За сим, мои дорогие иноземцы. Николь, Кристофер, Джули, Влад, Фиумэ, Роберт – вы особенные. Я оставляю на вас свои высочайшие надежды, что приведут вас к городу "Дарума", Иттгарду. Станьте моей предсмертной волей, и сделайте невозможное.
Город старается убить всех попаданцев, но я знаю, кто вам поможет. Под покровом ночи, пройдя в город через озёрный порт найдите путь к притону "Красная Заря". Закажите у бармена коктеиль "отвёртка", не забыв добавить, что оплачу его вам я. Дальнейшее происходящее будет на совести у Готье, я же сделал для вашей революции достаточно.

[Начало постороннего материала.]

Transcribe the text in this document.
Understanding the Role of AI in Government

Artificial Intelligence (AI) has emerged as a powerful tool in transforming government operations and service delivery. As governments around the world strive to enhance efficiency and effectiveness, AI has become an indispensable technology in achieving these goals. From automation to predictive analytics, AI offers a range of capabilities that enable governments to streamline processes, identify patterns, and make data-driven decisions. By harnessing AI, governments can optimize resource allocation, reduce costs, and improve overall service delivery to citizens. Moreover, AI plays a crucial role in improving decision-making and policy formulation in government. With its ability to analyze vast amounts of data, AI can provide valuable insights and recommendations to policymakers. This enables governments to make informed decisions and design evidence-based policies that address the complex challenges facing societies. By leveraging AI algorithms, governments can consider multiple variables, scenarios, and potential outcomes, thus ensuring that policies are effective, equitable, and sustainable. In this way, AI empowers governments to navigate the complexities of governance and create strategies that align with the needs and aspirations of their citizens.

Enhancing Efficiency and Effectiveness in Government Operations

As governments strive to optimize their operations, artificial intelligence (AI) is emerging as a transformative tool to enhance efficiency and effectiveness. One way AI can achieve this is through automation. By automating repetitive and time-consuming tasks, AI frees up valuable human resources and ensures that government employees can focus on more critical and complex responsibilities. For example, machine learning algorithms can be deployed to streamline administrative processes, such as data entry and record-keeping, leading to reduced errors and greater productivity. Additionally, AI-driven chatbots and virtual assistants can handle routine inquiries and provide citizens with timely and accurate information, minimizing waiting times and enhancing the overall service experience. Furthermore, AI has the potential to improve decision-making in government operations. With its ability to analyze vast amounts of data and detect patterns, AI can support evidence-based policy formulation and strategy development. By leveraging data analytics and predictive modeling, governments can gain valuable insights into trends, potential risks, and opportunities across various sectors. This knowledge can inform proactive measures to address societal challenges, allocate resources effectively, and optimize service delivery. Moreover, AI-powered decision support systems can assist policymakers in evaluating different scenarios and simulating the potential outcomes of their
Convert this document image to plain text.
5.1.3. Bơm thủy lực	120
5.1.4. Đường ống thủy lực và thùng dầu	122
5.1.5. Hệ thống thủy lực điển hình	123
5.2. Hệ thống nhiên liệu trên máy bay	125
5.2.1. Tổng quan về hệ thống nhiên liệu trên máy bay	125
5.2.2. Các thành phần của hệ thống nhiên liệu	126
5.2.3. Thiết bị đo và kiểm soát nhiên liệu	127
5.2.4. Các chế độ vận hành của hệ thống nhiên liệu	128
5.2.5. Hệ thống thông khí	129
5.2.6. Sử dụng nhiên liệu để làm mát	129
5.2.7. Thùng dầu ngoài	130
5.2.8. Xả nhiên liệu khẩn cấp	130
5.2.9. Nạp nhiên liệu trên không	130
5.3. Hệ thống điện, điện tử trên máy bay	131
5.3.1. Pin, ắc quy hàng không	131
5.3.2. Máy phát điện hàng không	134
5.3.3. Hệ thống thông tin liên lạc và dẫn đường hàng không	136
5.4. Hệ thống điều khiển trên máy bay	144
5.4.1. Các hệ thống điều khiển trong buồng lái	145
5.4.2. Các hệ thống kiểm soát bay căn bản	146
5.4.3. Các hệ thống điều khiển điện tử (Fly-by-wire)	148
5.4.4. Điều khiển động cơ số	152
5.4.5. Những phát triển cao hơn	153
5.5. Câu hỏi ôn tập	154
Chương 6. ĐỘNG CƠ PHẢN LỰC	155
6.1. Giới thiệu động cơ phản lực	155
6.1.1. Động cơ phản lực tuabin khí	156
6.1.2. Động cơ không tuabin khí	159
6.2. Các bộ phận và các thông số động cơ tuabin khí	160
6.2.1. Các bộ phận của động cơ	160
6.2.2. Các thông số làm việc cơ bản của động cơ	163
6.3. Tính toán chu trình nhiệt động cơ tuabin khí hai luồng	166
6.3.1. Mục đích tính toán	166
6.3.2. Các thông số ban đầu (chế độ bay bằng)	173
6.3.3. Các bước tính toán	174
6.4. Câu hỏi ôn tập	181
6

Знаю, некоторые из вас винят в смертях товарищей меня – немалое количество доказательств указывает на это, и я не стану отрицать их правдивость. И тем не менее, это никогда не говорило о моей ненависти или презрении: не хочу опорочить свою чистую любовь к науке в ваших глазах, но все мои нечеловечные риски и греходеяния так или иначе приближали меня к миру и процветанию, что наука даровала бы сему свету.
С наилучшими пожеланиями и сильной скорбью, ваш дорогой Себастьян Райт. Берегите себя, и стремитесь к звёздам.